Hayes got more adventurous and started making 3D pictures out of bandaging on all the casts of animals who had been to surgery.
“It took a while as I had to cut out the individual pieces, then stick them on. I had done art and painting before, so it was very enjoyable and I got more experimental including characters from movies, Sesame Street or Superman [pup].” She created a social media page of bandage art and Irish media picked up on it.
So again, Hayes’s family and friends could read about her Australian adventures in newspapers and online.
After the five years of sponsorship Hayes and her husband, who married in 2017, went for the permanent residency and, this year, they finally got citizenship.
“It took years of admin, but we got there in the end,” she says. The couple contemplated coming home, but realised that they would have to start all over again.
“I’m from a family of seven brothers and sisters and I’m the only one away from home. But we love Perth. The lifestyle here suits us. We just recently bought a house with a pool, after a long slog and lots of saving.”
This means Hayes has lots of space for animals. She has fostered and rehomed more than 120 cats since 2015 and has numerous rescue pets living at home. “The sun also helps and our weekends are spent at the beach or visiting the local wineries.”
Hayes recently changed careers and is now working as a sales representative for a pet wholesale company in Perth. “It’s a big change from the veterinary industry but I’m enjoying it and I can luckily still take my dog to work with me. I will still do the odd shift at Warwick Veterinary and am involved in animal rescue but I’m enjoying my new choice of career.”

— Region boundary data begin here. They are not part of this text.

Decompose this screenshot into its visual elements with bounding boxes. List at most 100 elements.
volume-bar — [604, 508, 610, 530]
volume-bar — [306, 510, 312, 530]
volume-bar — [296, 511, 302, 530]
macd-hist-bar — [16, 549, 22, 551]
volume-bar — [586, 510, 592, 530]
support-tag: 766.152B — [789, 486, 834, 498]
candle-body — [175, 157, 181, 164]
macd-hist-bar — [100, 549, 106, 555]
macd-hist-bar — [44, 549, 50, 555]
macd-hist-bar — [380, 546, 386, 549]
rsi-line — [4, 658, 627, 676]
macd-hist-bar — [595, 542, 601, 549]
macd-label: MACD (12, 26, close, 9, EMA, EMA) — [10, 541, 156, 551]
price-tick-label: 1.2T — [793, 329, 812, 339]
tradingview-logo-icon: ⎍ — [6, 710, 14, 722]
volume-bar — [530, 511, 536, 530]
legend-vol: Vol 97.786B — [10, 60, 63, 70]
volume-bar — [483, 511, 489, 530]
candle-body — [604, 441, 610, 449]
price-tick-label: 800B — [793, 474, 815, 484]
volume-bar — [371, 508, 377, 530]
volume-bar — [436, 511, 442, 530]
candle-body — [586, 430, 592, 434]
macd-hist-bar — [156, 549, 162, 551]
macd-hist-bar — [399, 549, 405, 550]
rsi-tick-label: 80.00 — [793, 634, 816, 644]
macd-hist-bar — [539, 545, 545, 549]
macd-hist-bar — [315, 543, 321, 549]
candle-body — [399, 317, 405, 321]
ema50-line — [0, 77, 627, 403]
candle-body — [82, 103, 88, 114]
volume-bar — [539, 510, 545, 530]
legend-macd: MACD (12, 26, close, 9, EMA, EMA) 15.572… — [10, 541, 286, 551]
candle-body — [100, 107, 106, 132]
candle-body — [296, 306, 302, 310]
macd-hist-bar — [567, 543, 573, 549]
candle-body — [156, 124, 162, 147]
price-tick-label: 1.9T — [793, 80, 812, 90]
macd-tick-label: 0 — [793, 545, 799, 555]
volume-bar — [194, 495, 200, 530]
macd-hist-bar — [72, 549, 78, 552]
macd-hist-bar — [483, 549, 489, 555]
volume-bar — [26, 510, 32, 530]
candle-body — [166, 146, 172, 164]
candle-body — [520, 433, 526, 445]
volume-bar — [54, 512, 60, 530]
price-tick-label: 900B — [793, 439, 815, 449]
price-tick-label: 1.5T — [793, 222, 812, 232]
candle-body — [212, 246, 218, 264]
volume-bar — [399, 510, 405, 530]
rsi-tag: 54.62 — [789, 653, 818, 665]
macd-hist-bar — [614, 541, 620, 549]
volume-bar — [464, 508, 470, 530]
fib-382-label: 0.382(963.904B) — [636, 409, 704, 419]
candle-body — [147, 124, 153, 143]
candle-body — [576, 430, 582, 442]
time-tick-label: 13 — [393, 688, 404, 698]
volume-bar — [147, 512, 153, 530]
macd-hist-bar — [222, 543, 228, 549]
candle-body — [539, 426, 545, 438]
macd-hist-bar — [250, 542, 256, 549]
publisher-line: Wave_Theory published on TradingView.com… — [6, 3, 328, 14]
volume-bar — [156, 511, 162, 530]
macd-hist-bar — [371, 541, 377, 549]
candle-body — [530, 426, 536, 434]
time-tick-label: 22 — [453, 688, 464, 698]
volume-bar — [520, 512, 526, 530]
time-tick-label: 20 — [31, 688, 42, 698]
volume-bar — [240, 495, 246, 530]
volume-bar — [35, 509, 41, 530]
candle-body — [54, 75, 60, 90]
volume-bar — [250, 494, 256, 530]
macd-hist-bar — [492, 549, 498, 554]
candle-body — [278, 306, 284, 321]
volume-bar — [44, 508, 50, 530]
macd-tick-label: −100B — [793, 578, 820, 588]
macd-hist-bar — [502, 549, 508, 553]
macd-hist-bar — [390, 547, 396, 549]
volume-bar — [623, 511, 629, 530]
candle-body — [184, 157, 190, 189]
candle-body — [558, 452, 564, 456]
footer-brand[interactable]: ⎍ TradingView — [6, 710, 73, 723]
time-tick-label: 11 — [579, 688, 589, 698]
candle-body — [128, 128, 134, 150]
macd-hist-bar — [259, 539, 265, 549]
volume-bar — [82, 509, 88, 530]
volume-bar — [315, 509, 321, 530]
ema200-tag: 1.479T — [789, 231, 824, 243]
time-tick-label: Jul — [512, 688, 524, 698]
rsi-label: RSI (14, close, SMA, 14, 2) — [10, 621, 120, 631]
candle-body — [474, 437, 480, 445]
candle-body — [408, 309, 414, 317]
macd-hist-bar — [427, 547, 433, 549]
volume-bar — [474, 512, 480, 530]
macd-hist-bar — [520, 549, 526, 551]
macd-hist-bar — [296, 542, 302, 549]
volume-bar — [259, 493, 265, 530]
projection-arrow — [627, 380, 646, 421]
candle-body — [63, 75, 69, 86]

Hayes advises anyone emigrating that Australia is no easy ride. “Some people at home think we live a holiday lifestyle but we work the same and as hard as everyone else. We just happen to live in a sunny, beautiful place.”
She says, not having family around never gets easier. “I long for Ireland when I’m in Perth, but when I go back to Ireland for holidays, I long for Perth. I guess that’s the emigrant’s curse. I’m never completely at home anywhere.”